We believe that an individual who enters a bank with the intention of taking money by intimidating employees of the bank, is answerable for the consequences of his actions, if he is mentally competent, even assuming his motive for committing the act was to be caught and returned to prison. The fact that the bank was to be deprived of the funds only temporarily does not change the result.
The second question raised by Lewis in his entitlement to a necessity defense. The court refused to allow a psychologist called as a defense witness to answer a hypothetical question concerning defendant's belief that this robbery was the only way he could prevent inevitable and unavoidable harm to himself or to others caused by his alcoholism and drunk driving. Also, Lewis tendered an instruction to the effect that the jury might find the robbery was necessary and reasonable to protect himself and others,1 which the court did not give.2
We reject the applicability of the defense of necessity asserted here, and with it the right to the instruction. The Supreme Court emphasized in United States v. The Diana, 7 Wall. (74 U.S.) 354, 19 L.Ed. 165 (1869), that for the necessity defense to be available the case must be one of "absolute and uncontrollable necessity; and this must be established beyond a reasonable doubt . . . . Any rule less stringent than this would open the door to all sorts of fraud." 7 Wall. (74 U.S.) at 361, 19 L.Ed. at 166. This view was reiterated recently in a criminal case when the Supreme Court declared: "Under any definition of these defenses (duress and necessity) one principle remains constant: if there was a reasonable, legal alternative to violating the law, 'a chance both to refuse to do the criminal act and also to avoid the threatened harm,' the defense will fail." United States v. Bailey, 444 U.S. 394, 410, 100 S.Ct. 624, 634, 62 L.Ed.2d 575 (1980).

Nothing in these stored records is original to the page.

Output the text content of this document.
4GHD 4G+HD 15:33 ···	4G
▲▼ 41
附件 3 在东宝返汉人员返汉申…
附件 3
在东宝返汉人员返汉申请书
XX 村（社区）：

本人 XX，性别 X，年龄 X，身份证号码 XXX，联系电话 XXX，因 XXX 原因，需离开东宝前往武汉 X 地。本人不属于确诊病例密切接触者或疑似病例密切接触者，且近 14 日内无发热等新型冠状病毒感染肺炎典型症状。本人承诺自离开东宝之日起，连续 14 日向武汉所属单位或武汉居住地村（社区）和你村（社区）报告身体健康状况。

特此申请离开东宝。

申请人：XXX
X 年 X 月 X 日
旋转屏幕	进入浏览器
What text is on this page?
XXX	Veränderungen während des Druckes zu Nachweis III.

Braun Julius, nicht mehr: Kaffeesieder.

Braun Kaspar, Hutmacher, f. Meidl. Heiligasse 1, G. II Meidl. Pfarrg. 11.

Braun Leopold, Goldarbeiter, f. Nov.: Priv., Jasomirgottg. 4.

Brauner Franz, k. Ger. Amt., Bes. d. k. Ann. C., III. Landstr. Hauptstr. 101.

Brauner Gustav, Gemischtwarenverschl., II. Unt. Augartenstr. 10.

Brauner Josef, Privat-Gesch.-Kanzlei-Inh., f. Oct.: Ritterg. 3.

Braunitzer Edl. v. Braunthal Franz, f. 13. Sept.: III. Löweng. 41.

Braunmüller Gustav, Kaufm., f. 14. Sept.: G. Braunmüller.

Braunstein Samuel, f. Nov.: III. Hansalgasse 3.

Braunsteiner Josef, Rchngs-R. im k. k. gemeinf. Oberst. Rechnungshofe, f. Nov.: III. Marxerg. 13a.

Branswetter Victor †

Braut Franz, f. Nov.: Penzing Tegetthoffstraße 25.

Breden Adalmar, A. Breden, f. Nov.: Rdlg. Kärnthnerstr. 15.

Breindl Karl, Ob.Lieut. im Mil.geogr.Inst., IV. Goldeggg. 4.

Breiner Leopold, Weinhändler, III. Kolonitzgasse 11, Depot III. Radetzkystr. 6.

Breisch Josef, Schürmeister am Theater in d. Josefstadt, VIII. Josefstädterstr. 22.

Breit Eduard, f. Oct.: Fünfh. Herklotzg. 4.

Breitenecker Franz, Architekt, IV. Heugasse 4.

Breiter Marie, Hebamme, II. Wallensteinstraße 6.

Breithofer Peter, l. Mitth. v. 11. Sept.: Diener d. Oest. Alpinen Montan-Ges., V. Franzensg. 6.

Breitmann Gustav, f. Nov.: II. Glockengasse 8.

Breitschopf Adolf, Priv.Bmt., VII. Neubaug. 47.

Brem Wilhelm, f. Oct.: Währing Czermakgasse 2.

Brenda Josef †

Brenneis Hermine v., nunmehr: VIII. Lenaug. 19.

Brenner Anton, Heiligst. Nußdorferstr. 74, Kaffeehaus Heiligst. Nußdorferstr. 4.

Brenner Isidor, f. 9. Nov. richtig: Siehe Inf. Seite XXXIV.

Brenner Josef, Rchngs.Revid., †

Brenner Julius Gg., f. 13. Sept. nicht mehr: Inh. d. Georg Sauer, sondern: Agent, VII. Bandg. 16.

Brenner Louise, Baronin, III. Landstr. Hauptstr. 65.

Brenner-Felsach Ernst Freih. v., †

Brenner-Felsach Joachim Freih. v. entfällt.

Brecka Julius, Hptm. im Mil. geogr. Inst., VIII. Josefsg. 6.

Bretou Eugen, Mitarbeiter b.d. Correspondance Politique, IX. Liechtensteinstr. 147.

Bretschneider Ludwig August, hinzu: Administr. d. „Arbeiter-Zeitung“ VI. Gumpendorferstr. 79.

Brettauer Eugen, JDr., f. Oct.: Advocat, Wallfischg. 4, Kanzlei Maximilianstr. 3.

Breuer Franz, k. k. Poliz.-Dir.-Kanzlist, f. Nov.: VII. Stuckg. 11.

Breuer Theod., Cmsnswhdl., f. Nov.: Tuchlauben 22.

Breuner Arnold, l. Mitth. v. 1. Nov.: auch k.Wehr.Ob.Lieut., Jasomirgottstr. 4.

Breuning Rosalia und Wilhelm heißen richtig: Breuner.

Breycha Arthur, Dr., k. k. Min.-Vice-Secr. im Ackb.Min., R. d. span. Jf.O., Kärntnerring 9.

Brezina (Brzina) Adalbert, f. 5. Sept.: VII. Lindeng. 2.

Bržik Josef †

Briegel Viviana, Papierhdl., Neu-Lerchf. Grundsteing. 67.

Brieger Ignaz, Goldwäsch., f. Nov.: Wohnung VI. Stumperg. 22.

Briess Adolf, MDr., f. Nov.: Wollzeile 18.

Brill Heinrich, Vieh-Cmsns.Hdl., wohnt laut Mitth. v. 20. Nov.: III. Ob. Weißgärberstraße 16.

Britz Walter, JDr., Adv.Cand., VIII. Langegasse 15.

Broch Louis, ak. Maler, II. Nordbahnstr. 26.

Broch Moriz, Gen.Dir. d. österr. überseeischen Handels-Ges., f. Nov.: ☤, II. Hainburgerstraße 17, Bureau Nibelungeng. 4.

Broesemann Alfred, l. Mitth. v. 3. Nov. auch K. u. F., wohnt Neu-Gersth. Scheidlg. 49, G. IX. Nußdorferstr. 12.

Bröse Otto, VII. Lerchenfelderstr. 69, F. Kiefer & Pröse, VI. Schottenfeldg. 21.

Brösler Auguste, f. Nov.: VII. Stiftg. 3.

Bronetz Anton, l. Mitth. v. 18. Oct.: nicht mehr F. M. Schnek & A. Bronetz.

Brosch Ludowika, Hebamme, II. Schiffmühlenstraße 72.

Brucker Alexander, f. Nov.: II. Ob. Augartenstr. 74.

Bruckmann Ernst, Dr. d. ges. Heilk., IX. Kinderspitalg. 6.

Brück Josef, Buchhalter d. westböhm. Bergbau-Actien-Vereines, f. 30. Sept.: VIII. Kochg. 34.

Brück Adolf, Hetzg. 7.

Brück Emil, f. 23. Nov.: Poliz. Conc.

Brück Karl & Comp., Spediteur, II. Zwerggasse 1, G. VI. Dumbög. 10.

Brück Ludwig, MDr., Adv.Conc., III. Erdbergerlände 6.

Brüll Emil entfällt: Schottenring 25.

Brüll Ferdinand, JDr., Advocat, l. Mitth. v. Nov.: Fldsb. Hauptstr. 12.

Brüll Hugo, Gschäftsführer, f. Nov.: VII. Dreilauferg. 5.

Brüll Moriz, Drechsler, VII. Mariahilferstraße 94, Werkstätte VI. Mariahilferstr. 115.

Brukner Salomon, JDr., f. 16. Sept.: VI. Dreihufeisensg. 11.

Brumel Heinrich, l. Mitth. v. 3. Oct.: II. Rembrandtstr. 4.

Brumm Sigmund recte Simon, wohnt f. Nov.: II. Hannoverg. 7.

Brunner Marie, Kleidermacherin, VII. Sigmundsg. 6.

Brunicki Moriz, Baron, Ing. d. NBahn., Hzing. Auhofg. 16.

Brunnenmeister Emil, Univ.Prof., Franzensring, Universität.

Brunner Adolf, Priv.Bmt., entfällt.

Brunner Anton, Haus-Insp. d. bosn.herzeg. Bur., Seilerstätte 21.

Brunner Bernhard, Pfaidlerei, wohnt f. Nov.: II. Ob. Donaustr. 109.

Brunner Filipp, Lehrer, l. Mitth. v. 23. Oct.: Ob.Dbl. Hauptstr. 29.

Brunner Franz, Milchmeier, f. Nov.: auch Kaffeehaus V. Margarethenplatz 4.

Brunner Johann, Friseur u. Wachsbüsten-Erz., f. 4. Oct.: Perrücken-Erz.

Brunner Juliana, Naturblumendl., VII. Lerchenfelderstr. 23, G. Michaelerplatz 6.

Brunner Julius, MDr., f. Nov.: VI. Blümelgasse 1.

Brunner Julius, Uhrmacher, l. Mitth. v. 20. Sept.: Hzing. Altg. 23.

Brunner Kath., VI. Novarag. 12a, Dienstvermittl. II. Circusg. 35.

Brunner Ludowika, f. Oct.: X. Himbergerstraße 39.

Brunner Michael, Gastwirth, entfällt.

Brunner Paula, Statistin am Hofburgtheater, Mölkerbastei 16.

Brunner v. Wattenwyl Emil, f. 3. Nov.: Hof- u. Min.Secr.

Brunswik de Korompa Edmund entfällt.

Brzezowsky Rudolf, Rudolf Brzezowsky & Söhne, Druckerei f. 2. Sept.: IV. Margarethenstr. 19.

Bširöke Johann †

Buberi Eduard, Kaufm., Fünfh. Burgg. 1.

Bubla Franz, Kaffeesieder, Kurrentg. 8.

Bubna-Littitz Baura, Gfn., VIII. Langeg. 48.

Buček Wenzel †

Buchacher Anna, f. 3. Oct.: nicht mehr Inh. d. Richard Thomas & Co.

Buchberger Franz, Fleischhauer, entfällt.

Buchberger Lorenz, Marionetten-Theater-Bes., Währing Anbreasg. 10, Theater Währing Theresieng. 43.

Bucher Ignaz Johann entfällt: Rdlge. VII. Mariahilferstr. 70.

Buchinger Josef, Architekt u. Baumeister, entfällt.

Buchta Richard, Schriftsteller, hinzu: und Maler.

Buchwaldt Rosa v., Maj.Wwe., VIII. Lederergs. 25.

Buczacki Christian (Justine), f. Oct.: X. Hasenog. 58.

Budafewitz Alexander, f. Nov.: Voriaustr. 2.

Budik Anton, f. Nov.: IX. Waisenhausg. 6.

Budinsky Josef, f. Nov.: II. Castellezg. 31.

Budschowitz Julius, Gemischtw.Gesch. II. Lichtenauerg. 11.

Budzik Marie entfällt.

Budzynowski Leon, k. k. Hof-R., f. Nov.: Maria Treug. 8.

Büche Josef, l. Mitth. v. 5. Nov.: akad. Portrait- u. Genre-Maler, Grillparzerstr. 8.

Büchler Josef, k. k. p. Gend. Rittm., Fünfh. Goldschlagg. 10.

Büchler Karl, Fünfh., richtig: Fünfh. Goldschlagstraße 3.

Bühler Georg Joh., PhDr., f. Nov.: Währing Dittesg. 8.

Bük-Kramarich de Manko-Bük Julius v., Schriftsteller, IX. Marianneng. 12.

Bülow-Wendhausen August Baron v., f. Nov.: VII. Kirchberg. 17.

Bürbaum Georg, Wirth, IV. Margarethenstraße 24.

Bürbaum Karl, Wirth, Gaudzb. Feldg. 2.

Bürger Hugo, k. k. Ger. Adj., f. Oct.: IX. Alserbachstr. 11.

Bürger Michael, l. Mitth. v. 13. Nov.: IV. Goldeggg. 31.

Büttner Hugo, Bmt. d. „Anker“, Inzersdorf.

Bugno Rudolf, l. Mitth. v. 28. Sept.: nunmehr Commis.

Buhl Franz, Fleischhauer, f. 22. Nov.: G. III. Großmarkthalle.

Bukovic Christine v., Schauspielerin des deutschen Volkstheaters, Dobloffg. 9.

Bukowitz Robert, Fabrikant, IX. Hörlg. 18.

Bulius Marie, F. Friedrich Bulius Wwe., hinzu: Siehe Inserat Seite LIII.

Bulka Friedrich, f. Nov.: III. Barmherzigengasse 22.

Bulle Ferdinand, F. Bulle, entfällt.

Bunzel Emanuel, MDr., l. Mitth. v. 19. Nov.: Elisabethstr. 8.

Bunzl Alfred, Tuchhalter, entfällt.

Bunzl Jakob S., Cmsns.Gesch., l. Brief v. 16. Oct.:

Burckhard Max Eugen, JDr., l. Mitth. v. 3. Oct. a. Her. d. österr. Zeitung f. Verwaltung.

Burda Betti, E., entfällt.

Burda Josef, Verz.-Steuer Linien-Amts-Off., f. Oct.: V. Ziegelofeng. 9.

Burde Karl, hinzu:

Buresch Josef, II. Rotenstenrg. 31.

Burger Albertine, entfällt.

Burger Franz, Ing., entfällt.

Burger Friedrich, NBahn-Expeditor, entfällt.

The defense of necessity does not arise from a "choice" of several sources of action; it is instead based on a real emergency. It may be asserted only by a defendant who was confronted with a crisis as a personal danger, a crisis that did not permit a selection from among several solutions, some of which would not have involved criminal acts. In the instant case there were several alternative courses of action, not involving bank robbery, to cure defendant's alcoholism and to prevent him from injuring himself and others while driving an automobile. He has made no showing that meets the minimum standards for an instruction on this defense.
The tendered instruction read as follows:
An act which would otherwise be a crime may be excused if the person accused can show that it was done only in order to avoid consequences which could not otherwise be avoided, and which, had they failed, would inflict upon him, or upon others whom he was bound to protect, inevitable or unavoidable evil; that no more was done than was reasonably necessary for that purpose; and that the evil inflicted by it was not disproportionate to the evil avoided.